I’ve been in base training since late July so I didn’t know where my mile fitness would be, so I was a little hesitant. The rain also made me a little careful of my footing. I ran about what I thought. I ran 4:39 last year when it was a perfect day, so I’m not too disappointed. Glad I could help the team with some points since I’m not too useful in any of the longer events.
The rest of our finishers:
Cary Segall, 4:50, 6th in age (40-44), 83.83% – 6 second PR as per the NYRR database
Duncan McVerry, 5:04, 17th in age (45-49), 81.89% – 1 second PR as per the NYRR database
Osvaldo Martinez, 5:05, 20th in age (40-44), 77.85% – 7 second PR as per the NYRR database
Jeffery Dengate, 5:07, 24th in age (40-44), 77.48% – 2 second PR as per the NYRR database
Brenn Jones, 5:15, 36th in age (40-44), 77.27%
Joe Oleary, 5:28, 56th in age (40-44), 73.54%
Jesus Montero, 5:43, 64th in age (45-49), 73.81%
Laurence Go, 5:45, 72nd in age (45-49), 72.63%
Kimihiko Oishi, 5:57, 92nd in age (45-49), 70.87%
Herve Megras, 6:56, 229nd in age (45-49), 60.76%
West Side: 110
Urban Athletics: 95
With 2 races dropped:
West Side: 90
Urban Athletics: 71
West Side seems to have an insurmountable lead and the race for 2nd is shaping up to be a real nail biter.
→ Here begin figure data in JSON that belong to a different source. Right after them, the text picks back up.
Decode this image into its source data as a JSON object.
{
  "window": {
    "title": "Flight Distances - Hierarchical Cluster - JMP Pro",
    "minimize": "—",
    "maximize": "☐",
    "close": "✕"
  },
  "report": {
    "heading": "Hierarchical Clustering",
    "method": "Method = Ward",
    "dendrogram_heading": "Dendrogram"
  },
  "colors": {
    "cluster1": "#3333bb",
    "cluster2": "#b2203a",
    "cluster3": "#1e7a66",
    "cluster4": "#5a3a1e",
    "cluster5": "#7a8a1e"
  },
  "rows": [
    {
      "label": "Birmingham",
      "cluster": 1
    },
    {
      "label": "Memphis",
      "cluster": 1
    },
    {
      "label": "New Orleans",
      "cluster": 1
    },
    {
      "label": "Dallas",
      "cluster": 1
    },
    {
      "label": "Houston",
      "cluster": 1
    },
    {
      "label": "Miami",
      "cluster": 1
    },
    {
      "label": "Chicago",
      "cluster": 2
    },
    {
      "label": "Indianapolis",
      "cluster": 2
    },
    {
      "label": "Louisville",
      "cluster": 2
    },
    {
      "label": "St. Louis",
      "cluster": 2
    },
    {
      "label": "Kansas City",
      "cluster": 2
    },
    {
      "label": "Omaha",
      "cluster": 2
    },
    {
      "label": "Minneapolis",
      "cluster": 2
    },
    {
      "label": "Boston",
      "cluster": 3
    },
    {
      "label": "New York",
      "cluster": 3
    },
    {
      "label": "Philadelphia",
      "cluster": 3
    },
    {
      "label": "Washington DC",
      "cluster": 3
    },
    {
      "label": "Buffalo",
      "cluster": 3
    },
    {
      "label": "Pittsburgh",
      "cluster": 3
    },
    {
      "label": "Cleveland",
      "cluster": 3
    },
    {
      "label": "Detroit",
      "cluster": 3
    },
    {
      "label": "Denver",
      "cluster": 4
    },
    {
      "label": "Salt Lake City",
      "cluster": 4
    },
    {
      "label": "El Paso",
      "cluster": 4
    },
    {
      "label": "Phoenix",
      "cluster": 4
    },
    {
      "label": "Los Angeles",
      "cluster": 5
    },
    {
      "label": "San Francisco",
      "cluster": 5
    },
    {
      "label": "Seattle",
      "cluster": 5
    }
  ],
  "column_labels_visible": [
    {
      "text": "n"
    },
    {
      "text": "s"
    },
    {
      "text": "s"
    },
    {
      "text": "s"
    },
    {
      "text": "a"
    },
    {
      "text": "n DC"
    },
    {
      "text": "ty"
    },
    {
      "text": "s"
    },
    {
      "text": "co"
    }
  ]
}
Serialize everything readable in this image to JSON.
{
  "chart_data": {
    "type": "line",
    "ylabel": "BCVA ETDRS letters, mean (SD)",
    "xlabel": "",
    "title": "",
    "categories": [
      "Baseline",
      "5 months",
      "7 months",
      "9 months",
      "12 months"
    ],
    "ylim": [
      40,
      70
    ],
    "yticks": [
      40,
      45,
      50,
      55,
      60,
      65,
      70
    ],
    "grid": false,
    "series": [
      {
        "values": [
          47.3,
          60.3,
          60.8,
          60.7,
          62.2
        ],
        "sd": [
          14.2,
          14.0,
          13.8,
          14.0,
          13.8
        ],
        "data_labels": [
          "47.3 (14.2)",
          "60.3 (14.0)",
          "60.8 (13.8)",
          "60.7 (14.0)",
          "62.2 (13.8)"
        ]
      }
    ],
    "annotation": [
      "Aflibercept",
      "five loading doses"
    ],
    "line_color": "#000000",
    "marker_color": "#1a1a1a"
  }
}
Osvaldo Martinez remains as the top of the participation standings:
Osvaldo Martinez — 6
Gerd Zeibig — 5
David Alm — 3
Stephen Curtis — 3
Mohammed Lahseni — 4
Duncan McVerry — 4
Robert Peszkowski — 3
Thierry Soudee — 3
Peter Brady — 3
Vincent Corso — 2
Larry Go — 3
Brenn Jones — 3
Herve Megras — 3
Cary Segall — 3
Jeremy Shingleton – 3
Eric Lattin — 2
Zebulon Nelessen — 2
Joe O’Leary – 2
Kimihiko Oishi – 2
Brad Weiss – 1
Jacob Cooper — 1
Shane Campbell — 1
Franz Hinojosa — 1
Landry Da Teresa — 1
Eduardo Ribeiro Ferreira – 1
Jeffery Dengate – 1
Jesus Montero — 1
And away from the NYRR universe……
From the west coast, our captain David Alm ran “The Mother of all Relays”. Here are his thoughts on the race:
This was my fourth Hood to Coast, but the team I’m on has been doing it since 2007. Hood to Coast is a 200-mile relay from the top of Mount Hood to the Oregon Coast, via Portland. There are 12 people in two vans that basically play leapfrog with each other every six legs, and each runner does three legs, getting several hours’ rest between each one. We finished fourth in the mixed open division (half men, half women) after winning the division the previous three years, so that was a little disappointing. We were 26 minutes behind first place, which over 200 miles isn’t that much, with a time of 21:47 (6:35 average pace for the team). My own legs ranged from 5:40 for the first leg up to 6:55 for the last one — it’s tough to run hard when you’ve been cooped up in a van all night. We started at 2pm and finished just before noon the next day. It’s fun to race against other New Yorkers way out west — this year I passed a woman from the Whippets I know in the first leg — and it’s always good to see old friends from CPTC, like the Hyneses (Patrick and Katie) and Felice Kelly. They’re all still running very well. Now I’m just looking forward to toeing the line in the Bronx with all of you on a legit night’s sleep.
Let’s see if we can make it two in a row! Onward to da Bronx boys!